The original Ancient Greek myth told the story of a crafty king who outsmarted the gods on a few occasions. He was finally sentenced to roll a boulder up a steep hill for eternity. When he reached the top, the boulder would roll back to the bottom of the hill forcing Sisyphus to begin again. For most of us, the punishment sounds agonizing, but Camus revises the typical interpretation of the myth and in the last line of his book he writes, “One must imagine Sisyphus happy.”

How can he be happy? Because Camus believes that fulfillment comes from persevering through the absurdity of life, not from achieving final goals. His absurdism is the philosophical idea that humans desperately seek meaning and purpose in a world that is ultimately futile. Our response, he argues, should be resolute.
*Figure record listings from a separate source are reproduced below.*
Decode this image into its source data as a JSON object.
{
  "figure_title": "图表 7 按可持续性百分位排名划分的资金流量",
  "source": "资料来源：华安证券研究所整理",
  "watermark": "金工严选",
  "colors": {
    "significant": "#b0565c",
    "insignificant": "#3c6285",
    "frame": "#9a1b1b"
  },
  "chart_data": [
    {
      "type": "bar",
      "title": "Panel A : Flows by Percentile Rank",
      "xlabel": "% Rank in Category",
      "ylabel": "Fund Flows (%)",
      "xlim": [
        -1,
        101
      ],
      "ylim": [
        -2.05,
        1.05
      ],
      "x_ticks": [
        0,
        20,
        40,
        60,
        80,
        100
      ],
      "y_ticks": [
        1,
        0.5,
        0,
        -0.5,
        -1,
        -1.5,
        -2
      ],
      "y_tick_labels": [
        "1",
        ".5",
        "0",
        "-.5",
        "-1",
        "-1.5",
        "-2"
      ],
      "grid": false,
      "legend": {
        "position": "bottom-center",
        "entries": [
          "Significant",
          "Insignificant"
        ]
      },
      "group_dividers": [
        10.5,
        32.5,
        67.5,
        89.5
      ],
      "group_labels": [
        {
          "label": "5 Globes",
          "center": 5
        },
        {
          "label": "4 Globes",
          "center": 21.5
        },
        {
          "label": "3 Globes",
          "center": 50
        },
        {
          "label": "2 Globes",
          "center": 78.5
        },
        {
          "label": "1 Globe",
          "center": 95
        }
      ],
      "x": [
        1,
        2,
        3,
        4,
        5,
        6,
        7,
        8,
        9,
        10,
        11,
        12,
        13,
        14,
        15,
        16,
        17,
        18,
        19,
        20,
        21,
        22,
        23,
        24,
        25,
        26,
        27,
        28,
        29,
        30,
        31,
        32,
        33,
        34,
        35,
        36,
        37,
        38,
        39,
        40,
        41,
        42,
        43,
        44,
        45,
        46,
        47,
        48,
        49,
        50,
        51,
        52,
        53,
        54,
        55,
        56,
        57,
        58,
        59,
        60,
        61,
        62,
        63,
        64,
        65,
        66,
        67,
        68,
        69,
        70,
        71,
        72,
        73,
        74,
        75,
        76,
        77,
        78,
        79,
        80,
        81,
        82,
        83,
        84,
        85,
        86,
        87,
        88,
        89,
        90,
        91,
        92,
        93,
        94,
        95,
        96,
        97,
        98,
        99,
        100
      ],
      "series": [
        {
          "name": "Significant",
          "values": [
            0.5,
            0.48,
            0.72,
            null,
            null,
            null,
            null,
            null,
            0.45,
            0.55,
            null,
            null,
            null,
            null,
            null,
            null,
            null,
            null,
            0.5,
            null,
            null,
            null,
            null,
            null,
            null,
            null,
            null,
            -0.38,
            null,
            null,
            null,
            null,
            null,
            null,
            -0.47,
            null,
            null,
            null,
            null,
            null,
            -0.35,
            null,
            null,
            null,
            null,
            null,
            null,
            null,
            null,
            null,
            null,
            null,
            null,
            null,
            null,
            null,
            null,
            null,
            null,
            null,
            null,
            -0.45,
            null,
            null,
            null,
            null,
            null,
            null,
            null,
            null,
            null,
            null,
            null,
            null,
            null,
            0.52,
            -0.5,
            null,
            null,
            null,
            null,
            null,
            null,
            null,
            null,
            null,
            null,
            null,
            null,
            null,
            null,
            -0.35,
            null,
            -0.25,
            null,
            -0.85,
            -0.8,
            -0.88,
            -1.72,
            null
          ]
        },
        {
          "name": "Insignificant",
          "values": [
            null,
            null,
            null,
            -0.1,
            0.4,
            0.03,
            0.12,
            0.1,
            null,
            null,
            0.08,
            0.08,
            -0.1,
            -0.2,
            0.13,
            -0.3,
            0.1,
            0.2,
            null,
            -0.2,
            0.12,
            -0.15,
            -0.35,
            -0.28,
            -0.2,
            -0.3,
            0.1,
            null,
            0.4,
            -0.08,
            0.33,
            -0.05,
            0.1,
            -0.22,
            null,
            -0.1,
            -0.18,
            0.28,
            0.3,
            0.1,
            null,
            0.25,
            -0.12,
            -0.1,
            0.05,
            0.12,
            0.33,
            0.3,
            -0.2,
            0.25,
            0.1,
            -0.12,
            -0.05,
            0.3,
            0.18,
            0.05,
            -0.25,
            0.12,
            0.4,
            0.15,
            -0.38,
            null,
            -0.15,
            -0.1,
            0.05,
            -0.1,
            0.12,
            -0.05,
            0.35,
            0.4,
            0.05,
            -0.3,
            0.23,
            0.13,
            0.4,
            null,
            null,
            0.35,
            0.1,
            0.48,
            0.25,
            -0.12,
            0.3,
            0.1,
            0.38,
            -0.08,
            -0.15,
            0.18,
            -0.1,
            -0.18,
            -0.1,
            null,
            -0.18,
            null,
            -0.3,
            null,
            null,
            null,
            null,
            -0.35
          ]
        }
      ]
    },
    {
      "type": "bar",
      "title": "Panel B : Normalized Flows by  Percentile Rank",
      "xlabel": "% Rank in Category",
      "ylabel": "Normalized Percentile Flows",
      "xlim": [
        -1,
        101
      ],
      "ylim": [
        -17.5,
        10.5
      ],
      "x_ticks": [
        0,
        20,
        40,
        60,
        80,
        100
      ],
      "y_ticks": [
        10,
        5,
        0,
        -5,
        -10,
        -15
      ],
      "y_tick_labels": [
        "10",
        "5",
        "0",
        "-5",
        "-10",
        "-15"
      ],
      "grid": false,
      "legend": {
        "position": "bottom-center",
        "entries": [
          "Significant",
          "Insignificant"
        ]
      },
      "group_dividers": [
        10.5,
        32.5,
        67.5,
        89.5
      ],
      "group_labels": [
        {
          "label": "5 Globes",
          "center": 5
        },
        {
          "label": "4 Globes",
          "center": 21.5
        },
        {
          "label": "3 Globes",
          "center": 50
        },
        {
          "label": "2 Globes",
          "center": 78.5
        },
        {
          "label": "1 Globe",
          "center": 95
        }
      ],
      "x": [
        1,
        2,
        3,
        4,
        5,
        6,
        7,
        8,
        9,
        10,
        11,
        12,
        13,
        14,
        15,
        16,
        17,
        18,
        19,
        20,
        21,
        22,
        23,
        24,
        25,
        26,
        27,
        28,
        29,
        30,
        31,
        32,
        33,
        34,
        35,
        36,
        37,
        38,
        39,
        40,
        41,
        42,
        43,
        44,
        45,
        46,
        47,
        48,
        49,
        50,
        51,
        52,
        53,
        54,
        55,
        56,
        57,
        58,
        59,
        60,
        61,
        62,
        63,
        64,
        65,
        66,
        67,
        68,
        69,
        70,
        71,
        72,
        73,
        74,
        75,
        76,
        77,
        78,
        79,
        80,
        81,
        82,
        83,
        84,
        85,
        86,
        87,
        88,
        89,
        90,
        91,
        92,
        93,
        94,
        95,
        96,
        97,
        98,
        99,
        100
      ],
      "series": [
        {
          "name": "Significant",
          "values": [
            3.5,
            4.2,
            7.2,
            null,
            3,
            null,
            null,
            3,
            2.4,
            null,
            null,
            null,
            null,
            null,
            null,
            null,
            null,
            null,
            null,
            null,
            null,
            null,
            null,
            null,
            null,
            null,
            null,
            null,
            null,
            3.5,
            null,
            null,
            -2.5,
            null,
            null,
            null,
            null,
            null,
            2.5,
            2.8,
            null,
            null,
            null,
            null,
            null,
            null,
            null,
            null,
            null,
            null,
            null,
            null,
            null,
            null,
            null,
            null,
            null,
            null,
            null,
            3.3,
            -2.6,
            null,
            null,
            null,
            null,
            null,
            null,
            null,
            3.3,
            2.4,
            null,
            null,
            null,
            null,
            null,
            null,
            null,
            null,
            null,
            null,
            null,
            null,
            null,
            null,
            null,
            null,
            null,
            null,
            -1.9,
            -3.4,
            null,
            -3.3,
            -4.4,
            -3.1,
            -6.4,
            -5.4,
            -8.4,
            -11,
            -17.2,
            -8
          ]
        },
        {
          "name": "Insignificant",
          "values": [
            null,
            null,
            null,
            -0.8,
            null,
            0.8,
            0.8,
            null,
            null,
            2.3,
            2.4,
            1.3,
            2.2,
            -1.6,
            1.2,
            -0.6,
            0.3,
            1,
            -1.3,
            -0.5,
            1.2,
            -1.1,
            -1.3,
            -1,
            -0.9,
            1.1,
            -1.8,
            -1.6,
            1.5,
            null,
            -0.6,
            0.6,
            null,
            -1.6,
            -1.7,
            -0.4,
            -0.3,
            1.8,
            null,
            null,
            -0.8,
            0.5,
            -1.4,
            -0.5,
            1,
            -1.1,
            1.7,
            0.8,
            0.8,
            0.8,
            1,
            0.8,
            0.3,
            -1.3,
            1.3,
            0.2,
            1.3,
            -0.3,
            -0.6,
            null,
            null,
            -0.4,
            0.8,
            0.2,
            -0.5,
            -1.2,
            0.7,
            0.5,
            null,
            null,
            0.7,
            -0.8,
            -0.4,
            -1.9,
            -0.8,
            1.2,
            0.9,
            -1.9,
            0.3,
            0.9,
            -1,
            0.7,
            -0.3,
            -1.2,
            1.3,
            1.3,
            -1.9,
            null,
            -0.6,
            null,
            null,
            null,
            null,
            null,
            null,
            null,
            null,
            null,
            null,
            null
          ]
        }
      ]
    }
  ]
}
Neither deny nor avoid the conflict, he says; rather, we should face our despair with passion and creativity. As Camus writes in the penultimate sentence, “The struggle itself towards the heights is enough to fill a man’s heart.” In other words, strive for meaning, therein joy and dignity are found.

Absurdism in photos

There’s philosophical absurdity in Avedon’s photographs on aging. His portraits reveal the intertwining, contradicting components of despair and joy and the struggle between the two. Sadness co-exists with the sharp and bright minds of Parker, of Pound, of Ford, of Levant. It is traceable in the crevices of Samuel Beckett’s face, a grid that is offset by the play and brilliance of his eyes, the arctic blue of them shining through the black and white print. It pulls Igor Stravinsky’s eyes down in the first exposure, a weight he lifts himself out of in the second and third prints. The triptych of Stravinsky is a symphony; there is movement, rhythm and tension.
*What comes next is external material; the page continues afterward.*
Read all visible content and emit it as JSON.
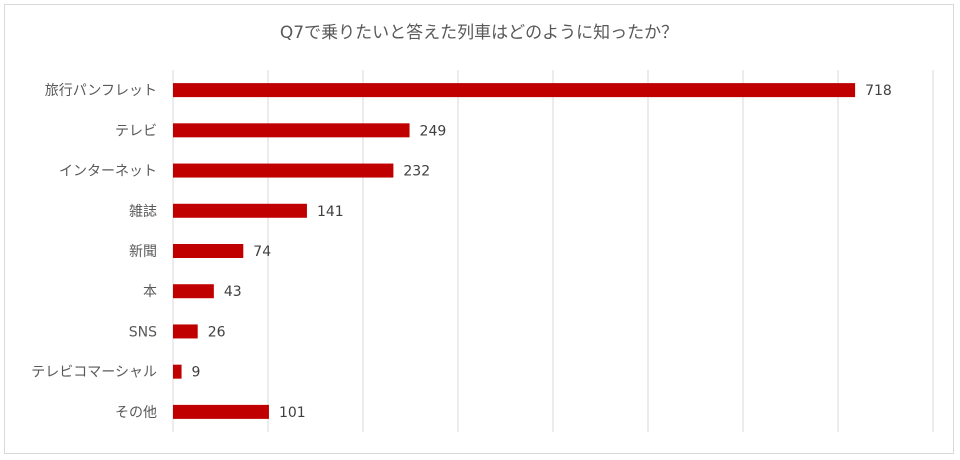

Part of the reason we like to celebrate our happiness is because it is ephemeral. There will always be an event that adds another line to our face, that contorts our body, that drains the fire in our gaze, so why not mark the good times? This makes sense. But it also makes sense to concede that there is sadness in all of us, and that if we live long enough, we will have losses. From that concession, maybe we’ll be a little more like Avedon and Sisyphus — comfortable with the contradictions and happy to strive.